Missing and Murdered Indigenous Women (MMIW) has been undertaken by some Chiefs of Ontario members to fundraise for the newly founded Who Is She campaign – a fundraising effort aimed at creating a First Nations-led, community-driven process to eradicate violence against Indigenous women and girls.

COO Grand Chief Isadore Day, Deputy Grand Chief Denise Stonefish and Six Nations Chief Ava Hill were on hand to kick off the campaign along with Mrs. Universe, Ashley Callingbull-Burnham on September 9, 2015. The goal is to end violence in our communities. The most effective way of addressing this systemic issue is to engage in a community-driven process to examine the collective safety of Indigenous peoples. Kahnawake started with a Golf Tournament fundraiser. There are safe guards in place where they need 3 signatories to withdraw money from this account.

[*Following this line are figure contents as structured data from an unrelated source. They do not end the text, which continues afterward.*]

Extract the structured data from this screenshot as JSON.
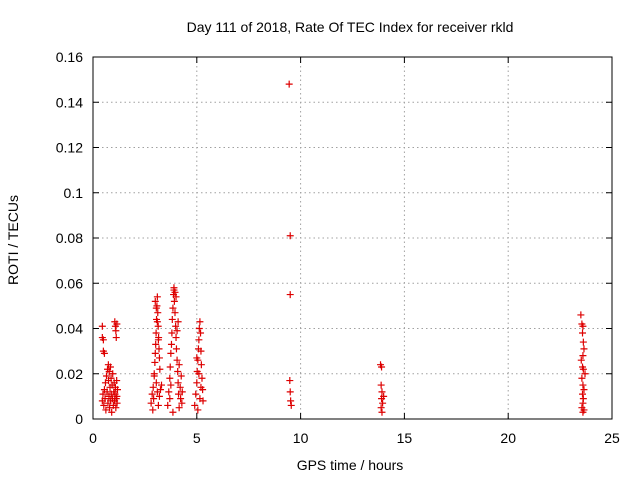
{
  "chart_data": {
    "type": "scatter",
    "title": "Day 111 of 2018, Rate Of TEC Index for receiver rkld",
    "xlabel": "GPS time / hours",
    "ylabel": "ROTI / TECUs",
    "xlim": [
      0,
      25
    ],
    "ylim": [
      0,
      0.16
    ],
    "x_ticks": [
      "0",
      "5",
      "10",
      "15",
      "20",
      "25"
    ],
    "x_tick_values": [
      0,
      5,
      10,
      15,
      20,
      25
    ],
    "y_ticks": [
      "0",
      "0.02",
      "0.04",
      "0.06",
      "0.08",
      "0.1",
      "0.12",
      "0.14",
      "0.16"
    ],
    "y_tick_values": [
      0,
      0.02,
      0.04,
      0.06,
      0.08,
      0.1,
      0.12,
      0.14,
      0.16
    ],
    "grid": true,
    "marker": "+",
    "marker_color": "#dd0000",
    "series": [
      {
        "name": "ROTI",
        "points": [
          [
            0.45,
            0.041
          ],
          [
            0.45,
            0.036
          ],
          [
            0.5,
            0.035
          ],
          [
            0.5,
            0.03
          ],
          [
            0.55,
            0.029
          ],
          [
            0.45,
            0.008
          ],
          [
            0.48,
            0.011
          ],
          [
            0.52,
            0.006
          ],
          [
            0.55,
            0.013
          ],
          [
            0.58,
            0.009
          ],
          [
            0.6,
            0.016
          ],
          [
            0.62,
            0.004
          ],
          [
            0.65,
            0.019
          ],
          [
            0.68,
            0.012
          ],
          [
            0.7,
            0.022
          ],
          [
            0.72,
            0.007
          ],
          [
            0.74,
            0.024
          ],
          [
            0.75,
            0.017
          ],
          [
            0.77,
            0.01
          ],
          [
            0.78,
            0.021
          ],
          [
            0.8,
            0.005
          ],
          [
            0.82,
            0.014
          ],
          [
            0.84,
            0.023
          ],
          [
            0.85,
            0.008
          ],
          [
            0.87,
            0.018
          ],
          [
            0.88,
            0.011
          ],
          [
            0.9,
            0.003
          ],
          [
            0.92,
            0.015
          ],
          [
            0.94,
            0.009
          ],
          [
            0.95,
            0.02
          ],
          [
            0.98,
            0.006
          ],
          [
            1.0,
            0.012
          ],
          [
            1.02,
            0.016
          ],
          [
            1.04,
            0.008
          ],
          [
            1.06,
            0.011
          ],
          [
            1.08,
            0.014
          ],
          [
            1.1,
            0.005
          ],
          [
            1.12,
            0.009
          ],
          [
            1.14,
            0.017
          ],
          [
            1.15,
            0.01
          ],
          [
            1.16,
            0.007
          ],
          [
            1.18,
            0.013
          ],
          [
            1.05,
            0.043
          ],
          [
            1.08,
            0.041
          ],
          [
            1.1,
            0.039
          ],
          [
            1.12,
            0.036
          ],
          [
            1.15,
            0.042
          ],
          [
            2.8,
            0.007
          ],
          [
            2.85,
            0.011
          ],
          [
            2.88,
            0.004
          ],
          [
            2.9,
            0.014
          ],
          [
            2.92,
            0.009
          ],
          [
            2.95,
            0.019
          ],
          [
            2.98,
            0.025
          ],
          [
            3.0,
            0.029
          ],
          [
            3.02,
            0.033
          ],
          [
            3.04,
            0.038
          ],
          [
            3.06,
            0.044
          ],
          [
            3.08,
            0.05
          ],
          [
            3.1,
            0.054
          ],
          [
            3.12,
            0.047
          ],
          [
            3.14,
            0.041
          ],
          [
            3.16,
            0.036
          ],
          [
            3.18,
            0.031
          ],
          [
            3.2,
            0.027
          ],
          [
            3.22,
            0.022
          ],
          [
            3.05,
            0.016
          ],
          [
            3.1,
            0.012
          ],
          [
            3.15,
            0.006
          ],
          [
            3.2,
            0.01
          ],
          [
            3.25,
            0.013
          ],
          [
            3.0,
            0.052
          ],
          [
            3.05,
            0.049
          ],
          [
            3.1,
            0.043
          ],
          [
            3.15,
            0.035
          ],
          [
            2.95,
            0.02
          ],
          [
            3.3,
            0.015
          ],
          [
            3.6,
            0.006
          ],
          [
            3.65,
            0.012
          ],
          [
            3.7,
            0.018
          ],
          [
            3.72,
            0.023
          ],
          [
            3.75,
            0.029
          ],
          [
            3.78,
            0.033
          ],
          [
            3.8,
            0.038
          ],
          [
            3.82,
            0.044
          ],
          [
            3.85,
            0.049
          ],
          [
            3.88,
            0.055
          ],
          [
            3.9,
            0.057
          ],
          [
            3.92,
            0.052
          ],
          [
            3.95,
            0.047
          ],
          [
            3.98,
            0.041
          ],
          [
            4.0,
            0.036
          ],
          [
            4.02,
            0.031
          ],
          [
            4.05,
            0.026
          ],
          [
            4.08,
            0.021
          ],
          [
            4.1,
            0.016
          ],
          [
            4.12,
            0.011
          ],
          [
            4.15,
            0.005
          ],
          [
            3.9,
            0.058
          ],
          [
            3.95,
            0.056
          ],
          [
            4.0,
            0.054
          ],
          [
            4.05,
            0.039
          ],
          [
            4.1,
            0.043
          ],
          [
            4.15,
            0.024
          ],
          [
            4.2,
            0.014
          ],
          [
            4.22,
            0.009
          ],
          [
            4.25,
            0.019
          ],
          [
            4.28,
            0.007
          ],
          [
            4.3,
            0.012
          ],
          [
            3.85,
            0.003
          ],
          [
            3.7,
            0.009
          ],
          [
            3.75,
            0.015
          ],
          [
            4.9,
            0.006
          ],
          [
            4.95,
            0.011
          ],
          [
            5.0,
            0.016
          ],
          [
            5.02,
            0.021
          ],
          [
            5.05,
            0.026
          ],
          [
            5.08,
            0.031
          ],
          [
            5.1,
            0.035
          ],
          [
            5.12,
            0.04
          ],
          [
            5.15,
            0.043
          ],
          [
            5.18,
            0.038
          ],
          [
            5.2,
            0.03
          ],
          [
            5.22,
            0.024
          ],
          [
            5.25,
            0.018
          ],
          [
            5.28,
            0.013
          ],
          [
            5.3,
            0.008
          ],
          [
            5.05,
            0.004
          ],
          [
            5.15,
            0.009
          ],
          [
            5.2,
            0.014
          ],
          [
            5.1,
            0.02
          ],
          [
            5.0,
            0.027
          ],
          [
            9.45,
            0.148
          ],
          [
            9.5,
            0.081
          ],
          [
            9.5,
            0.055
          ],
          [
            9.48,
            0.017
          ],
          [
            9.5,
            0.012
          ],
          [
            9.52,
            0.008
          ],
          [
            9.55,
            0.006
          ],
          [
            13.85,
            0.024
          ],
          [
            13.9,
            0.023
          ],
          [
            13.88,
            0.015
          ],
          [
            13.92,
            0.012
          ],
          [
            13.9,
            0.009
          ],
          [
            13.95,
            0.007
          ],
          [
            13.88,
            0.005
          ],
          [
            13.92,
            0.003
          ],
          [
            14.0,
            0.01
          ],
          [
            23.5,
            0.046
          ],
          [
            23.55,
            0.042
          ],
          [
            23.6,
            0.041
          ],
          [
            23.58,
            0.038
          ],
          [
            23.62,
            0.034
          ],
          [
            23.65,
            0.031
          ],
          [
            23.6,
            0.028
          ],
          [
            23.58,
            0.023
          ],
          [
            23.62,
            0.022
          ],
          [
            23.55,
            0.018
          ],
          [
            23.6,
            0.015
          ],
          [
            23.65,
            0.013
          ],
          [
            23.58,
            0.011
          ],
          [
            23.62,
            0.009
          ],
          [
            23.6,
            0.007
          ],
          [
            23.55,
            0.005
          ],
          [
            23.65,
            0.004
          ],
          [
            23.6,
            0.003
          ],
          [
            23.7,
            0.02
          ],
          [
            23.52,
            0.026
          ]
        ]
      }
    ]
  }
}
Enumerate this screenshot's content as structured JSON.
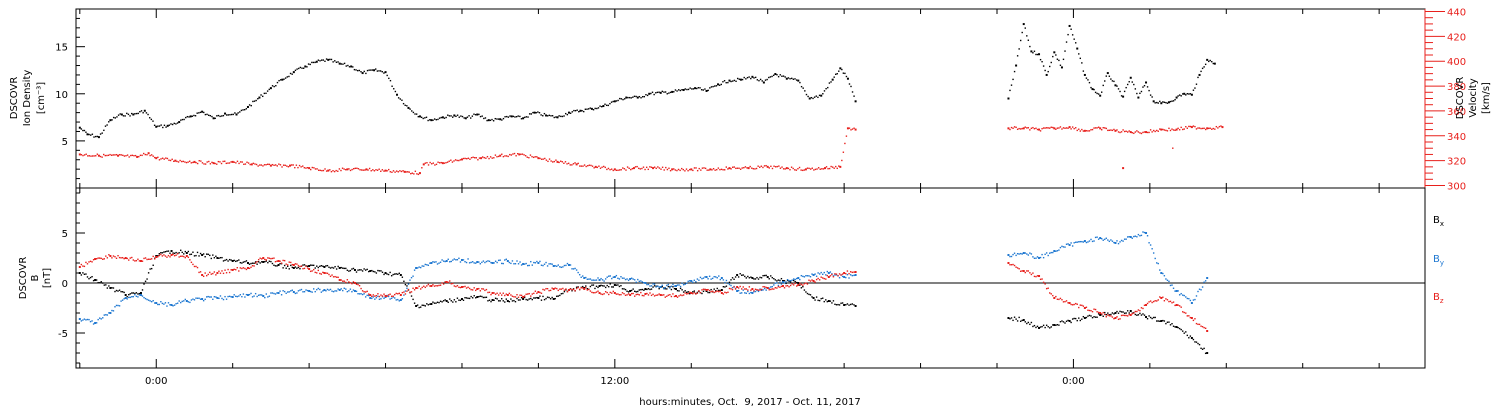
{
  "chart_data": [
    {
      "type": "scatter",
      "panel": "top",
      "ylabel": [
        "DSCOVR",
        "Ion Density",
        "[cm⁻³]"
      ],
      "y2label": [
        "DSCOVR",
        "Velocity",
        "[km/s]"
      ],
      "ylim": [
        0,
        19
      ],
      "y2lim": [
        298,
        442
      ],
      "yticks": [
        5,
        10,
        15
      ],
      "y2ticks": [
        300,
        320,
        340,
        360,
        380,
        400,
        420,
        440
      ],
      "colors": {
        "density": "#000000",
        "velocity": "#e8201c"
      },
      "series": [
        {
          "key": "density",
          "axis": "left",
          "x": [
            -2.0,
            -1.8,
            -1.5,
            -1.2,
            -0.9,
            -0.6,
            -0.3,
            0.0,
            0.3,
            0.6,
            0.9,
            1.2,
            1.5,
            1.8,
            2.1,
            2.4,
            2.7,
            3.0,
            3.3,
            3.6,
            3.9,
            4.2,
            4.5,
            4.8,
            5.1,
            5.4,
            5.7,
            6.0,
            6.3,
            6.6,
            6.9,
            7.2,
            7.5,
            7.8,
            8.1,
            8.4,
            8.7,
            9.0,
            9.3,
            9.6,
            9.9,
            10.2,
            10.5,
            10.8,
            11.1,
            11.4,
            11.7,
            12.0,
            12.3,
            12.6,
            12.9,
            13.2,
            13.5,
            13.8,
            14.1,
            14.4,
            14.7,
            15.0,
            15.3,
            15.6,
            15.9,
            16.2,
            16.5,
            16.8,
            17.1,
            17.4,
            17.7,
            17.9,
            18.1,
            18.3
          ],
          "y": [
            6.4,
            5.7,
            5.4,
            7.2,
            7.8,
            7.8,
            8.2,
            6.5,
            6.6,
            7.0,
            7.6,
            8.1,
            7.4,
            7.9,
            7.8,
            8.6,
            9.6,
            10.6,
            11.5,
            12.3,
            12.9,
            13.4,
            13.6,
            13.2,
            12.9,
            12.2,
            12.5,
            12.3,
            9.9,
            8.5,
            7.6,
            7.2,
            7.5,
            7.7,
            7.4,
            7.8,
            7.2,
            7.3,
            7.6,
            7.4,
            8.0,
            7.7,
            7.5,
            8.0,
            8.2,
            8.4,
            8.7,
            9.2,
            9.6,
            9.6,
            10.0,
            10.1,
            10.2,
            10.4,
            10.6,
            10.3,
            11.0,
            11.4,
            11.5,
            11.8,
            11.2,
            12.1,
            11.6,
            11.4,
            9.5,
            9.8,
            11.5,
            12.7,
            11.6,
            9.2
          ]
        },
        {
          "key": "density-gap",
          "axis": "left",
          "x": [
            22.3,
            22.5,
            22.7,
            22.9,
            23.1,
            23.3,
            23.5,
            23.7,
            23.9,
            24.1,
            24.3,
            24.5,
            24.7,
            24.9,
            25.1,
            25.3,
            25.5,
            25.7,
            25.9,
            26.1,
            26.3,
            26.5,
            26.7,
            26.9,
            27.1,
            27.3,
            27.5,
            27.7
          ],
          "y": [
            9.5,
            13.0,
            17.4,
            14.5,
            14.2,
            12.0,
            14.4,
            12.8,
            17.2,
            14.8,
            12.0,
            10.5,
            9.8,
            12.2,
            10.9,
            9.7,
            11.7,
            9.6,
            11.2,
            9.2,
            9.0,
            9.1,
            9.6,
            10.0,
            9.9,
            12.0,
            13.6,
            13.2
          ]
        },
        {
          "key": "velocity",
          "axis": "right",
          "x": [
            -2.0,
            -1.5,
            -1.0,
            -0.5,
            -0.2,
            0.0,
            0.5,
            1.0,
            1.5,
            2.0,
            2.5,
            3.0,
            3.5,
            4.0,
            4.5,
            5.0,
            5.5,
            6.0,
            6.5,
            6.9,
            7.0,
            7.5,
            8.0,
            8.5,
            9.0,
            9.5,
            10.0,
            10.5,
            11.0,
            11.5,
            12.0,
            12.5,
            13.0,
            13.5,
            14.0,
            14.5,
            15.0,
            15.5,
            16.0,
            16.5,
            17.0,
            17.5,
            17.9,
            18.1,
            18.3
          ],
          "y": [
            325,
            324,
            324,
            323,
            326,
            322,
            320,
            319,
            318,
            319,
            317,
            316,
            316,
            314,
            312,
            313,
            313,
            312,
            311,
            310,
            317,
            318,
            321,
            322,
            324,
            325,
            322,
            319,
            317,
            315,
            313,
            314,
            314,
            313,
            313,
            313,
            314,
            314,
            315,
            314,
            313,
            314,
            315,
            346,
            345
          ]
        },
        {
          "key": "velocity-gap",
          "axis": "right",
          "x": [
            22.3,
            22.7,
            23.1,
            23.5,
            23.9,
            24.3,
            24.7,
            25.1,
            25.5,
            25.9,
            26.3,
            26.7,
            27.1,
            27.5,
            27.9,
            25.3
          ],
          "y": [
            346,
            346,
            345,
            346,
            347,
            344,
            346,
            344,
            343,
            343,
            345,
            345,
            347,
            346,
            347,
            314
          ]
        }
      ]
    },
    {
      "type": "scatter",
      "panel": "bottom",
      "ylabel": [
        "DSCOVR",
        "B",
        "[nT]"
      ],
      "ylim": [
        -8.5,
        9.5
      ],
      "yticks": [
        -5,
        0,
        5
      ],
      "zero_line": true,
      "legend": [
        {
          "label": "B",
          "sub": "x",
          "color": "#000000"
        },
        {
          "label": "B",
          "sub": "y",
          "color": "#1f78d1"
        },
        {
          "label": "B",
          "sub": "z",
          "color": "#e8201c"
        }
      ],
      "series": [
        {
          "key": "bx",
          "color": "#000000",
          "x": [
            -2.0,
            -1.6,
            -1.2,
            -0.8,
            -0.4,
            0.0,
            0.4,
            0.8,
            1.2,
            1.6,
            2.0,
            2.4,
            2.8,
            3.2,
            3.6,
            4.0,
            4.4,
            4.8,
            5.2,
            5.6,
            6.0,
            6.4,
            6.8,
            7.2,
            7.6,
            8.0,
            8.4,
            8.8,
            9.2,
            9.6,
            10.0,
            10.4,
            10.8,
            11.2,
            11.6,
            12.0,
            12.4,
            12.8,
            13.2,
            13.6,
            14.0,
            14.4,
            14.8,
            15.2,
            15.6,
            16.0,
            16.4,
            16.8,
            17.2,
            17.6,
            18.0,
            18.3,
            22.3,
            22.7,
            23.1,
            23.5,
            23.9,
            24.3,
            24.7,
            25.1,
            25.5,
            25.9,
            26.3,
            26.7,
            27.1,
            27.5
          ],
          "y": [
            1.0,
            0.3,
            -0.5,
            -1.2,
            -1.0,
            2.7,
            3.2,
            3.0,
            2.8,
            2.5,
            2.2,
            2.0,
            2.1,
            1.8,
            1.5,
            1.7,
            1.6,
            1.5,
            1.3,
            1.2,
            1.0,
            0.8,
            -2.3,
            -2.1,
            -1.8,
            -1.6,
            -1.4,
            -1.7,
            -1.8,
            -1.6,
            -1.5,
            -1.6,
            -0.7,
            -0.5,
            -0.3,
            -0.2,
            -0.8,
            -0.6,
            -0.4,
            -0.6,
            -1.0,
            -0.8,
            -0.7,
            0.8,
            0.5,
            0.6,
            0.2,
            0.0,
            -1.5,
            -1.8,
            -2.2,
            -2.3,
            -3.5,
            -3.7,
            -4.5,
            -4.2,
            -3.8,
            -3.5,
            -3.2,
            -3.0,
            -2.8,
            -3.4,
            -3.8,
            -4.4,
            -5.5,
            -7.0
          ]
        },
        {
          "key": "by",
          "color": "#1f78d1",
          "x": [
            -2.0,
            -1.6,
            -1.2,
            -0.8,
            -0.4,
            0.0,
            0.4,
            0.8,
            1.2,
            1.6,
            2.0,
            2.4,
            2.8,
            3.2,
            3.6,
            4.0,
            4.4,
            4.8,
            5.2,
            5.6,
            6.0,
            6.4,
            6.8,
            7.2,
            7.6,
            8.0,
            8.4,
            8.8,
            9.2,
            9.6,
            10.0,
            10.4,
            10.8,
            11.2,
            11.6,
            12.0,
            12.4,
            12.8,
            13.2,
            13.6,
            14.0,
            14.4,
            14.8,
            15.2,
            15.6,
            16.0,
            16.4,
            16.8,
            17.2,
            17.6,
            18.0,
            18.3,
            22.3,
            22.7,
            23.1,
            23.5,
            23.9,
            24.3,
            24.7,
            25.1,
            25.5,
            25.9,
            26.3,
            26.7,
            27.1,
            27.5
          ],
          "y": [
            -3.6,
            -4.0,
            -3.0,
            -1.5,
            -1.2,
            -2.0,
            -2.2,
            -1.8,
            -1.6,
            -1.5,
            -1.4,
            -1.2,
            -1.3,
            -1.0,
            -0.9,
            -0.8,
            -0.7,
            -0.7,
            -0.8,
            -1.5,
            -1.4,
            -1.7,
            1.5,
            2.0,
            2.2,
            2.3,
            2.1,
            2.0,
            2.2,
            1.9,
            2.0,
            1.7,
            1.8,
            0.5,
            0.3,
            0.6,
            0.4,
            0.0,
            -0.4,
            -0.3,
            0.2,
            0.6,
            0.5,
            -0.8,
            -1.0,
            -0.5,
            0.1,
            0.5,
            0.8,
            1.0,
            0.6,
            0.8,
            2.8,
            3.0,
            2.5,
            3.2,
            3.8,
            4.2,
            4.5,
            4.0,
            4.6,
            5.0,
            1.0,
            -0.8,
            -2.0,
            0.5
          ]
        },
        {
          "key": "bz",
          "color": "#e8201c",
          "x": [
            -2.0,
            -1.6,
            -1.2,
            -0.8,
            -0.4,
            0.0,
            0.4,
            0.8,
            1.2,
            1.6,
            2.0,
            2.4,
            2.8,
            3.2,
            3.6,
            4.0,
            4.4,
            4.8,
            5.2,
            5.6,
            6.0,
            6.4,
            6.8,
            7.2,
            7.6,
            8.0,
            8.4,
            8.8,
            9.2,
            9.6,
            10.0,
            10.4,
            10.8,
            11.2,
            11.6,
            12.0,
            12.4,
            12.8,
            13.2,
            13.6,
            14.0,
            14.4,
            14.8,
            15.2,
            15.6,
            16.0,
            16.4,
            16.8,
            17.2,
            17.6,
            18.0,
            18.3,
            22.3,
            22.7,
            23.1,
            23.5,
            23.9,
            24.3,
            24.7,
            25.1,
            25.5,
            25.9,
            26.3,
            26.7,
            27.1,
            27.5
          ],
          "y": [
            1.6,
            2.4,
            2.7,
            2.5,
            2.2,
            2.6,
            2.8,
            2.7,
            0.8,
            1.0,
            1.3,
            1.5,
            2.5,
            2.2,
            1.8,
            1.4,
            1.0,
            0.3,
            0.0,
            -1.2,
            -1.3,
            -1.2,
            -0.5,
            -0.3,
            0.1,
            -0.4,
            -0.6,
            -1.0,
            -1.2,
            -1.4,
            -0.9,
            -0.6,
            -0.7,
            -0.6,
            -1.0,
            -1.0,
            -1.2,
            -1.1,
            -1.2,
            -1.3,
            -1.0,
            -0.7,
            -1.0,
            -0.4,
            -0.6,
            -0.5,
            -0.3,
            -0.2,
            0.2,
            0.6,
            1.0,
            1.1,
            2.0,
            1.2,
            0.7,
            -1.5,
            -2.0,
            -2.5,
            -3.0,
            -3.5,
            -3.2,
            -2.2,
            -1.5,
            -2.2,
            -3.5,
            -4.8
          ]
        }
      ]
    }
  ],
  "xaxis": {
    "xlim": [
      -2.1,
      33.2
    ],
    "major_ticks": [
      0,
      12,
      24
    ],
    "tick_labels": [
      "0:00",
      "12:00",
      "0:00"
    ],
    "minor_step": 2,
    "xlabel": "hours:minutes, Oct.  9, 2017 - Oct. 11, 2017"
  }
}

Issues of First Nations people who work off the territory were also discussed. Some have not had to pay the tax on some of their income. Canada Revenue Agency (CRA) is now saying those people need to pay all of that tax, which the First Nations person has previously said was non-taxable. This could be in the thousands of dollars owed. So since Six Nations declined to take the lead on taxation, Oneida did not want to see this item fall off the radar.


On language preservation, Kanehsata:ke announced they will host the first Language summit with Oneida. However a date is still be worked out. Kanehsata:ke asked that the other Iroquois Caucus communities contribute some funding to help with the organizing and hosting of the Language summit. No budget was proposed to date.

Kahnawake is preparing to host an Economic Development summit. It was suggested that all seven communities invest in a land based casino.

All Iroquois Caucus communities were to [look at] post-secondary education issues and do a survey (or a needs assessment) with our communities. Lack of funding for kindergarten, elementary, secondary and special needs students, for example. Truth and Reconciliation has a number of recommendations in its report on Education. It is still needed to set a date, set targets for each community to bring that info back to the Iroquois Caucus.

As per the Free Trade MOU, whereas section; each community signing the MOU must provide an accompany resolution from their duly elected councils. No community has these resolutions with them, so each community will need to address each council to gain an approved resolution to be submitted by them at the next Iroquois Caucus meeting. The official signing will take place at the next Iroquois Caucus.